Not sure why this should matter -- shouldn't we admire bands with variety and range? But for this band, it feels as if the center doesn't hold.

Yet on this one track, all the stars must have been aligned. I love the flowing samba line of the verses, then how it pivots into something darker (almost a jazz tango) in the abrupt syncopations of the chorus: "It's too late/ She's gone too far/ She's lost the sun" -- hold it, hold it, that wicked pause . . . . and then, diving back into the verse, "She's come undun." Shout out, by the way, to the percussion, which underscores all this, tripping lightly in the verses, then laying down whiplashes in the chorus. And dig that flute solo in the break -- Cummings, apparently, who knew?

I like, too, how the verses deepen. At first, the girl seems reckless, shooting too high, going off course. But in verse three, we learn it's not her fault: "She wanted truth and all she got was lies." It's quite possible the songwriters just ran out of convenient tropes, but for me, that verse rescues the song. The girl's no longer at fault, the world is.

This song is full of questions, which is one of the things I love about it. Yeah, I know, that could just be sloppy songwriting, but as a listener I'm hooked.
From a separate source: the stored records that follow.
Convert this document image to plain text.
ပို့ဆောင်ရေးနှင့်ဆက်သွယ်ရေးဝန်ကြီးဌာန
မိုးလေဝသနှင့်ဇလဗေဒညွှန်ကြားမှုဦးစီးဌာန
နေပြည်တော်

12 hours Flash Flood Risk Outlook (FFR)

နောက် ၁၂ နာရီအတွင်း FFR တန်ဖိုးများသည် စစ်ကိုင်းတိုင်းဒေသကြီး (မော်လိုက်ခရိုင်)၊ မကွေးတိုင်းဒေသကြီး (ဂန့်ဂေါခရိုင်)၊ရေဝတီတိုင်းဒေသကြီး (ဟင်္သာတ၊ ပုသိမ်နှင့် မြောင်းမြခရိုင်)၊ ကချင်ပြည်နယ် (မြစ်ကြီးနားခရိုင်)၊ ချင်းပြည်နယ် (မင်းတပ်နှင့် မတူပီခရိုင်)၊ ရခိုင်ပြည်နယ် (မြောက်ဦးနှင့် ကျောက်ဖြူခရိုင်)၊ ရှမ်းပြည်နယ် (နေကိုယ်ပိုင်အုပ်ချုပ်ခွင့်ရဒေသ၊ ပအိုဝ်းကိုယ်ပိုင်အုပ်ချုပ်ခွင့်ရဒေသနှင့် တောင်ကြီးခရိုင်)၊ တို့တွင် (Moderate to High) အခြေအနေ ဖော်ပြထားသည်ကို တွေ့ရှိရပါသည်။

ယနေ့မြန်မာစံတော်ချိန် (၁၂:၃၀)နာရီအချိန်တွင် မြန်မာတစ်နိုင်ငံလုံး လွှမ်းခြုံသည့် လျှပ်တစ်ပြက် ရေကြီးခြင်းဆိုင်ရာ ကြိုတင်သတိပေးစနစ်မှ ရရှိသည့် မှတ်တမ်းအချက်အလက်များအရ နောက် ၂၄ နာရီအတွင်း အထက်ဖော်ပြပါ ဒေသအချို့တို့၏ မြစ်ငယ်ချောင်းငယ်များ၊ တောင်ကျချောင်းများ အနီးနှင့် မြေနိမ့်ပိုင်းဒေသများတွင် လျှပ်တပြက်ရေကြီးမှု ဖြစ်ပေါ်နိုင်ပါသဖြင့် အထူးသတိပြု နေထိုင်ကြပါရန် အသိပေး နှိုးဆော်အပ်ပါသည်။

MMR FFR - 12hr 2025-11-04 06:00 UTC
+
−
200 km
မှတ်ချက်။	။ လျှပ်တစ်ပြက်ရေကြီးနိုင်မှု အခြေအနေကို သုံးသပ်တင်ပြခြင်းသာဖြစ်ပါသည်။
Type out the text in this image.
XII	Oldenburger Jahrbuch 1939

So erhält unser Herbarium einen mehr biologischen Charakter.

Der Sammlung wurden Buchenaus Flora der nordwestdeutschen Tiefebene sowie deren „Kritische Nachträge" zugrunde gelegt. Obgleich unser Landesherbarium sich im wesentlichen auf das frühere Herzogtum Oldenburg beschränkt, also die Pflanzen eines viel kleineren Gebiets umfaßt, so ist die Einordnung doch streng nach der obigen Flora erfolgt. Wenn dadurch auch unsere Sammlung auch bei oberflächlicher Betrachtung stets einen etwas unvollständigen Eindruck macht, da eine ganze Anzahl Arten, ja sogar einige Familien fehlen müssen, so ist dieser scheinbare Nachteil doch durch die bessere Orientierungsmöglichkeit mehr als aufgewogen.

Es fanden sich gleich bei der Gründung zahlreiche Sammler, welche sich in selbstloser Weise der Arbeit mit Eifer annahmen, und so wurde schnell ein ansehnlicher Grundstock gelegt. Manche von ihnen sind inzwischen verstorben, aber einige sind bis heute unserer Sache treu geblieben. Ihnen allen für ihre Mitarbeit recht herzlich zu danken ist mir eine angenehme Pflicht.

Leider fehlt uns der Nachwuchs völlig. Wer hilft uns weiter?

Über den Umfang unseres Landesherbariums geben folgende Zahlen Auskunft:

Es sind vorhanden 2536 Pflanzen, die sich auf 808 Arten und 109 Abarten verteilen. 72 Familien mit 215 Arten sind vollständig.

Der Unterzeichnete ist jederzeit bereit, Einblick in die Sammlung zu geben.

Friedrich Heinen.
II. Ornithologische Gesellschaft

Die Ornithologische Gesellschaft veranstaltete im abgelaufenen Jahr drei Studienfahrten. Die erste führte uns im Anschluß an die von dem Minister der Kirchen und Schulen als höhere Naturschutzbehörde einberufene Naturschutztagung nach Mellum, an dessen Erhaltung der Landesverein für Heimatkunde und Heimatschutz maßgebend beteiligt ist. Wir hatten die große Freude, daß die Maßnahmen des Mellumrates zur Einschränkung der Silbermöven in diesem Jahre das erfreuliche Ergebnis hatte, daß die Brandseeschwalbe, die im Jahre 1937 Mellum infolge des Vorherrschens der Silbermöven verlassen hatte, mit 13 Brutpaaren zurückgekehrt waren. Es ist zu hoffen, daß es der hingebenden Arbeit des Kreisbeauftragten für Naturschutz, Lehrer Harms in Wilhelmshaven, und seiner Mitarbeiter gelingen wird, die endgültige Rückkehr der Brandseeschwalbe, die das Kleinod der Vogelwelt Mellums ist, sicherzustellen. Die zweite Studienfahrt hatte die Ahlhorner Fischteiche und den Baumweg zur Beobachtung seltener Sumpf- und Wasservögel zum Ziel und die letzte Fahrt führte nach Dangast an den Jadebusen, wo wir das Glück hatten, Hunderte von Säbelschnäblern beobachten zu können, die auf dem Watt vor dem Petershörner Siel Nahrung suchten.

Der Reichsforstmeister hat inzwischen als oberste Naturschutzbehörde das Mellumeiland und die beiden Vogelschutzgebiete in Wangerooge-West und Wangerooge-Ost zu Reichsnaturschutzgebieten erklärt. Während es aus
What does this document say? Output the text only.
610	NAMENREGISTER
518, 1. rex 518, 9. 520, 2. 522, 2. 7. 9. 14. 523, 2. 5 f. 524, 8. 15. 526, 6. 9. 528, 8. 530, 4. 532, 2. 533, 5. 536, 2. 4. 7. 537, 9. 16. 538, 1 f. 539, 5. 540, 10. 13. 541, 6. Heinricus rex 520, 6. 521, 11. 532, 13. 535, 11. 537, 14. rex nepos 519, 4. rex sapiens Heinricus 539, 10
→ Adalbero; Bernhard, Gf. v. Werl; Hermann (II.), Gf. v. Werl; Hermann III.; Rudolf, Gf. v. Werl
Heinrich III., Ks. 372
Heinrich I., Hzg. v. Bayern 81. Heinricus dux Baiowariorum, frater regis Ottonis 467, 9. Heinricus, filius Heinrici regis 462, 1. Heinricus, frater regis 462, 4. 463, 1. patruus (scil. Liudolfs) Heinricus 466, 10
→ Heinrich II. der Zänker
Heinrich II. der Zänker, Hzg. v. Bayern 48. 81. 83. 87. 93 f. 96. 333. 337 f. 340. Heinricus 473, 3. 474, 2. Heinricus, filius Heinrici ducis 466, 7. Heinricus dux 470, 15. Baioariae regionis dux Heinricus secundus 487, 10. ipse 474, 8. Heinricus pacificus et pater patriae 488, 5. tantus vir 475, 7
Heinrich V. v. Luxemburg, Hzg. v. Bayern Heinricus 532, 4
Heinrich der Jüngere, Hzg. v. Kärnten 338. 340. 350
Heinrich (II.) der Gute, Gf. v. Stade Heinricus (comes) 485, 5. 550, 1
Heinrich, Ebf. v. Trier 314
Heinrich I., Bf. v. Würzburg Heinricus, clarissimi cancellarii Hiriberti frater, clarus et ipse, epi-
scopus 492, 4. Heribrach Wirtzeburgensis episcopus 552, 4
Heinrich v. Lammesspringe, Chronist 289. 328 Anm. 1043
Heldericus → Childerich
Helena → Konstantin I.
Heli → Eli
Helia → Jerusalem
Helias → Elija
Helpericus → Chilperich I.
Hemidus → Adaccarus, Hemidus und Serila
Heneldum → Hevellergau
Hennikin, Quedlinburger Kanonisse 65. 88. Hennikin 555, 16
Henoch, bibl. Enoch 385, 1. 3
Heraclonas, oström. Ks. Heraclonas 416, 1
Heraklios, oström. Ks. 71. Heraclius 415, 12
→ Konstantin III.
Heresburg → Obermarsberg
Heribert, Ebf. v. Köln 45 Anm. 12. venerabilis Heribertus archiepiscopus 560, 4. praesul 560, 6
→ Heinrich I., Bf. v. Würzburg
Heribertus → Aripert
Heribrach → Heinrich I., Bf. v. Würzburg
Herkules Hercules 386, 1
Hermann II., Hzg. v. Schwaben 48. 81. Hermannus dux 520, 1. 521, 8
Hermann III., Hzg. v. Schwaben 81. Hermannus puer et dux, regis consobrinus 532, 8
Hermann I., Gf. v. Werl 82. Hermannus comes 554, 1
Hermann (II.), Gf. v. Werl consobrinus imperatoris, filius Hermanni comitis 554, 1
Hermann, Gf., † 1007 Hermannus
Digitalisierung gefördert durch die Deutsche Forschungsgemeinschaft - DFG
Who's singing this song, and what's his relation to the girl? (If he's a boyfriend, he's an ex, I imagine, regretting that he couldn't save her. It's just as likely a brother or a friend.) What is this "sun" she's lost? (Her sanity? Her faith? [Bachman was a Mormon].)

And most important, what does "undun" mean? As a spelling person, for years I was bugged by this song title (HOW HARD WOULD IT HAVE BEEN TO SPELL IT "UNDONE"?!) and I still can't quite buy into the deliberate misspelling. But that obscures the question: Is this about a runaway, a bad acid trip, a nervous breakdown, a suicide? The darkness of the choruses, plus Cummings' heartfelt wail on the last "She's come undun" makes me fear the worst.

I've been listening to this song for (on and off) 50 years and I still haven't solved it. Which is a good thing.